There's a very nice class called StringIO() that makes a string look very
much like a file:

    http://www.python.org/doc/lib/module-StringIO.html

so we can tie all this together as:

###
import StringIO, htmllib, formatter
my_stringio = StringIO.StringIO()     ## make an instance of this
                                      ## file-like string thing
w = formatter.DumbWriter(my_stringio)
f = formatter.AbstractFormatter(w)
file = open('C://test//test.html')    ## not sure if you have to double
                                      ## up forward slashes... but it
                                      ## doesn't hurt according to
                                      ## POSIX standards.
p = htmllib.HTMLParser(f)
p.feed(file.read())                   ## Everything else stays the
p.close()                             ## same... but...
file.close()

content = my_stringio.getvalue()      ## Here's the interesting bit!
###


> But I want to do some additional formatting.  The p.feed(file.read())
> part of the code is (to my newbie understanding) sending the result to
> stdout.  I would like to catch it as a string so I can perform some
> further tweaking.
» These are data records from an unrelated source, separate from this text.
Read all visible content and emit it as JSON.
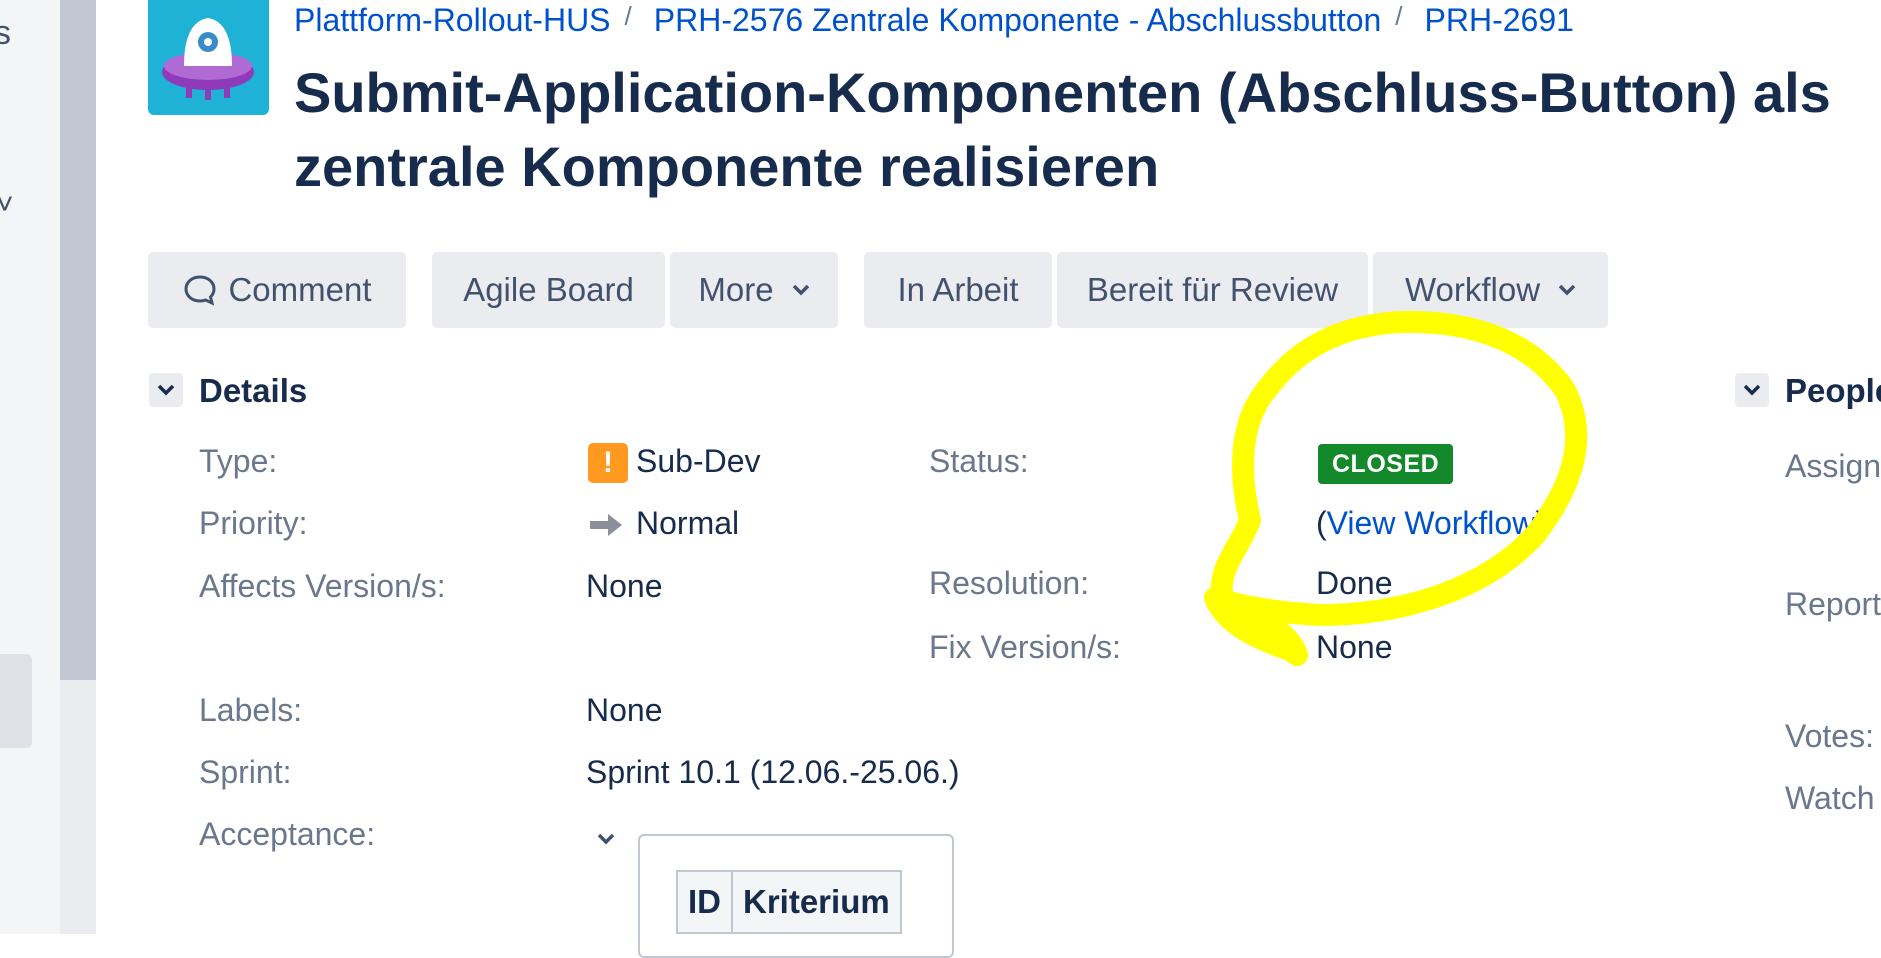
{
  "breadcrumb": {
    "project": "Plattform-Rollout-HUS",
    "parent": "PRH-2576 Zentrale Komponente - Abschlussbutton",
    "issue_key": "PRH-2691",
    "separator": "/"
  },
  "issue": {
    "title": "Submit-Application-Komponenten (Abschluss-Button) als zentrale Komponente realisieren"
  },
  "toolbar": {
    "comment": "Comment",
    "agile_board": "Agile Board",
    "more": "More",
    "in_arbeit": "In Arbeit",
    "bereit_review": "Bereit für Review",
    "workflow": "Workflow"
  },
  "details": {
    "section_title": "Details",
    "type_label": "Type:",
    "type_value": "Sub-Dev",
    "type_icon_glyph": "!",
    "priority_label": "Priority:",
    "priority_value": "Normal",
    "affects_label": "Affects Version/s:",
    "affects_value": "None",
    "labels_label": "Labels:",
    "labels_value": "None",
    "sprint_label": "Sprint:",
    "sprint_value": "Sprint 10.1 (12.06.-25.06.)",
    "acceptance_label": "Acceptance:",
    "status_label": "Status:",
    "status_value": "CLOSED",
    "view_workflow_open": "(",
    "view_workflow": "View Workflow",
    "view_workflow_close": ")",
    "resolution_label": "Resolution:",
    "resolution_value": "Done",
    "fix_label": "Fix Version/s:",
    "fix_value": "None"
  },
  "acceptance_table": {
    "headers": [
      "ID",
      "Kriterium"
    ]
  },
  "people": {
    "section_title": "People",
    "assignee_label": "Assign",
    "reporter_label": "Report",
    "votes_label": "Votes:",
    "watchers_label": "Watch"
  },
  "left_nav": {
    "glyph_top": "s",
    "glyph_mid": "˅"
  },
  "colors": {
    "status_closed": "#14892c",
    "link": "#0052cc",
    "highlight": "#ffff00",
    "type_icon": "#ff991f"
  }
}
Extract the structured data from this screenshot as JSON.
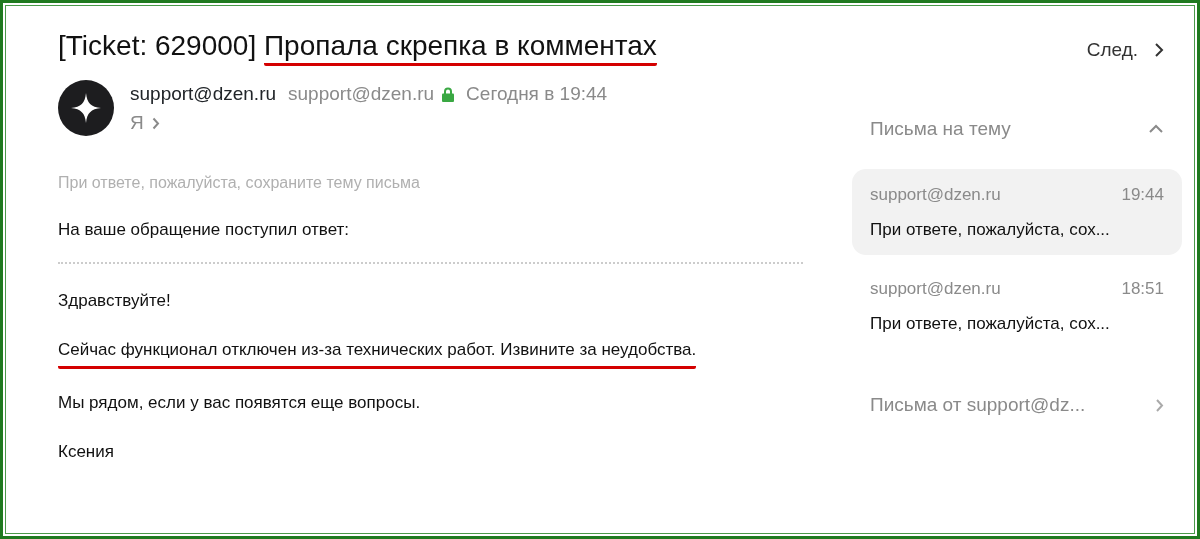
{
  "subject": {
    "prefix": "[Ticket: 629000] ",
    "text": "Пропала скрепка в комментах",
    "underlined": true
  },
  "sender": {
    "name": "support@dzen.ru",
    "address": "support@dzen.ru",
    "secure": true,
    "date": "Сегодня в 19:44",
    "recipient": "Я"
  },
  "body": {
    "hint": "При ответе, пожалуйста, сохраните тему письма",
    "paragraphs": [
      {
        "text": "На ваше обращение поступил ответ:",
        "underlined": false,
        "divider_after": true
      },
      {
        "text": "Здравствуйте!",
        "underlined": false,
        "divider_after": false
      },
      {
        "text": "Сейчас функционал отключен из-за технических работ. Извините за неудобства.",
        "underlined": true,
        "divider_after": false
      },
      {
        "text": "Мы рядом, если у вас появятся еще вопросы.",
        "underlined": false,
        "divider_after": false
      },
      {
        "text": "Ксения",
        "underlined": false,
        "divider_after": false
      }
    ]
  },
  "next_button": {
    "label": "След."
  },
  "thread": {
    "title": "Письма на тему",
    "expanded": true,
    "items": [
      {
        "sender": "support@dzen.ru",
        "time": "19:44",
        "snippet": "При ответе, пожалуйста, сох...",
        "selected": true
      },
      {
        "sender": "support@dzen.ru",
        "time": "18:51",
        "snippet": "При ответе, пожалуйста, сох...",
        "selected": false
      }
    ]
  },
  "from_sender_link": {
    "label": "Письма от support@dz..."
  }
}
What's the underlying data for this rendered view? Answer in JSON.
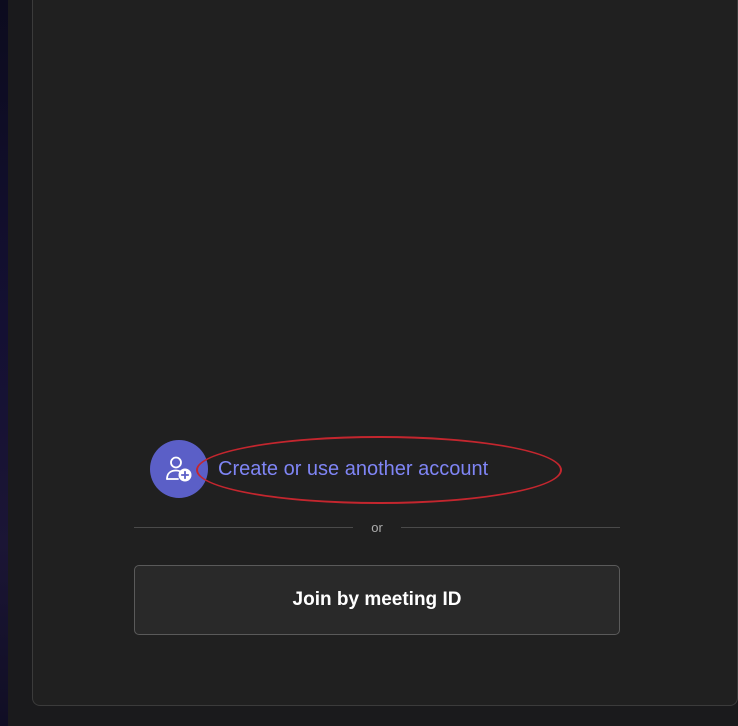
{
  "account": {
    "create_label": "Create or use another account",
    "icon": "person-add-icon"
  },
  "divider": {
    "text": "or"
  },
  "join": {
    "label": "Join by meeting ID"
  },
  "colors": {
    "accent": "#5b5fc7",
    "link": "#7f85f5",
    "highlight": "#c4262e",
    "card": "#202020"
  }
}
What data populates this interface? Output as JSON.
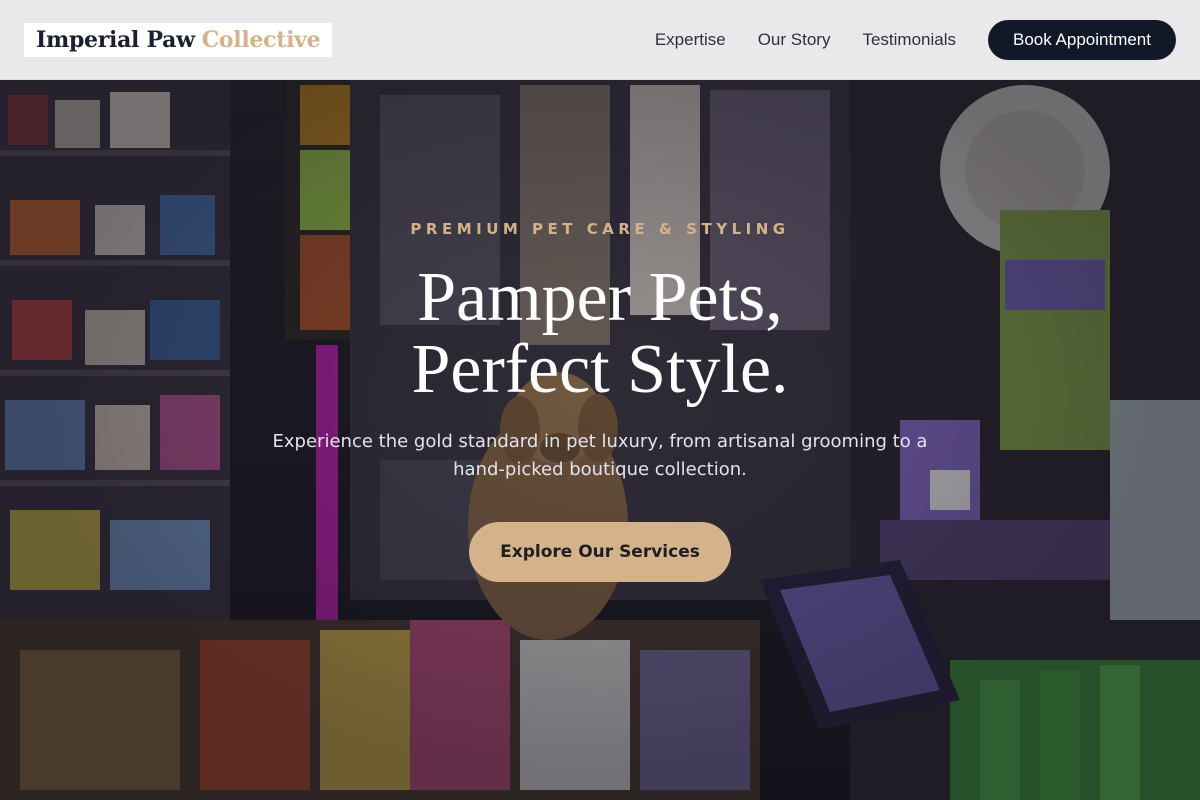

How do I do that?

If we hadn't been able to give that StringIO file object to the
DumbWriter, we can still do somethng: we can redirect standard output to a
file of our choice, like this:

###
import sys, StringIO
my_stringio = StringIO.StringIO()
sys.stdout = my_stringio      ## redirect stdout to be our string file

print "Hello world, do you see this?"

sys.stdout = sys.__stdout__   ## set it back to the original stdout
print "Here's what we captured from stdout:", my_stringio.getvalue()
###

This is a bit hacky, but it is sometimes necessary.  None of Python's
standard library should force us to use this hack... so if you find
something that does, tell us about it, and we'll complain.  *grin*

Either way, StringIO is a lot of fun to play with.  Hope this helps!